Rollout of the system to all hospitals should be completed by the end of 2019. Already at press time, 70,000 items had been RFID-tagged.
The next phase of IMT will be implementation of a third-party-logistics model for the storage and distribution of implantables and high-dollar items. Rather than asking vendors to ship implantables directly to the hospitals via overnight delivery services, Cleveland Clinic will direct vendors to ship them to its med/surg distributor. There, each item will be RFID-tagged, so Cleveland Clinic’s central materials team can monitor expiry and manage disposition as needed. The items will then be supplied to the facilities on a just-in-time basis.
Center of Excellence
An industrial engineer would never transform a system without creating an infrastructure to support its rollout and sustain the system day after day, year after year. For IMT, that infrastructure rests on the Center of Excellence, or COE.
Comprising 10 project managers, the COE is standardizing how inventory is managed across the enterprise, says Pohlman. That involves replacing seven different inventory systems – which do not interface with each other – with one. That work is being undertaken.

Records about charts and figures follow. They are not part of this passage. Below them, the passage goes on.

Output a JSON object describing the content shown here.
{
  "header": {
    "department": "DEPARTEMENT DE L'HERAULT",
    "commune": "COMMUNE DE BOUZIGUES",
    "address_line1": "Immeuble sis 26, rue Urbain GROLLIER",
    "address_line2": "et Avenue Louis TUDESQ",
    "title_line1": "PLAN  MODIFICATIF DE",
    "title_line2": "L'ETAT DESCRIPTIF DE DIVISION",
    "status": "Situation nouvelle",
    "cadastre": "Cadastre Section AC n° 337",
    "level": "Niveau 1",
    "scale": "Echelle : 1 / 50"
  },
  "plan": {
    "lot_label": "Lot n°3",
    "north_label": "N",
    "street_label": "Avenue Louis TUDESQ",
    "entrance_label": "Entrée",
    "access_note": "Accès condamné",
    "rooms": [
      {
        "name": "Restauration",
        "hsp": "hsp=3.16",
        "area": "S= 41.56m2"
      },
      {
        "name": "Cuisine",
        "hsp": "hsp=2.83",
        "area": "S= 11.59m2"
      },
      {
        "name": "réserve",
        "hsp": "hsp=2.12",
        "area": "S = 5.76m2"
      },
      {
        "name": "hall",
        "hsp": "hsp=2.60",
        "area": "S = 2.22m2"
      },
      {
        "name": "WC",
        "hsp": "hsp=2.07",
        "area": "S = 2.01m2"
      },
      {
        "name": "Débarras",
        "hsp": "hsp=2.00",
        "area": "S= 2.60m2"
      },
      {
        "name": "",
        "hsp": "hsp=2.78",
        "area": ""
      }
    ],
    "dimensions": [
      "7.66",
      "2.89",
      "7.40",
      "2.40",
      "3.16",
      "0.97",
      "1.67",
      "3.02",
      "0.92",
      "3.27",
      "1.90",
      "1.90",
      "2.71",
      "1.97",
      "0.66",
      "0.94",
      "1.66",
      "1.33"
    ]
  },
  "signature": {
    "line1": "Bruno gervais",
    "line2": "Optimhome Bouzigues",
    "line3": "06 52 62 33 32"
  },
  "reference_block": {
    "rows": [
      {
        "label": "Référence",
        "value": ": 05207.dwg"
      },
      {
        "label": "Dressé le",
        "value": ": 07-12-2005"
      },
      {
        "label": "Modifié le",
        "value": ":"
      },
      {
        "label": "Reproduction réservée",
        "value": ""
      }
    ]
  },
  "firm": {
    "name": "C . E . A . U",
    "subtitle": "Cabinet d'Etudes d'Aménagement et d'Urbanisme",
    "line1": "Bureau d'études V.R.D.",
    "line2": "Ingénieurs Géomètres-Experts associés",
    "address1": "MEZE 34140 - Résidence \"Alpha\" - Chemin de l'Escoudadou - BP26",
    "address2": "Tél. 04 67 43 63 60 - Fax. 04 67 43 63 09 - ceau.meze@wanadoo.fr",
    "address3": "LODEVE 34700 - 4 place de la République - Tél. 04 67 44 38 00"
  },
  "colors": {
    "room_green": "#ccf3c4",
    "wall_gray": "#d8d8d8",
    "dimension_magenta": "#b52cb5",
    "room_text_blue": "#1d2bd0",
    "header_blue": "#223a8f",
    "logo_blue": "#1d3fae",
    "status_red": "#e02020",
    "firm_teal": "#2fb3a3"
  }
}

Simultaneously, the COE is redesigning supply chain workflow, training people on it, and developing standard policies and procedures. In the future, the COE will serve as a customer support center for the hospital materials leaders by monitoring inventory levels and utilization, providing expiry scorecards and technical support, and training new employees.
“Our enterprise will likely continue to expand and do construction projects,” says Pohlman. “The goal of the inventory team is to be involved in the design of any space and workflow that involves supply usage early in the process.”
Transforming inventory for an enterprise as large and complex as Cleveland Clinic has been challenging, admits Pohlman. “Each hospital brings its own set of challenges. IMT is clearly not a cookie-cutter approach.”
But the most surprising result thus far is how much the project has strengthened supply chain’s relationship with nursing, he says. As each has gotten to know each other’s processes and needs, trust and cooperation has grown. In fact, after the initial implementation at each facility, “the nurses don’t want us to leave, because we made their job so much easier.
“We learn about their work, and they learn from us. It’s about understanding what we need from each other.”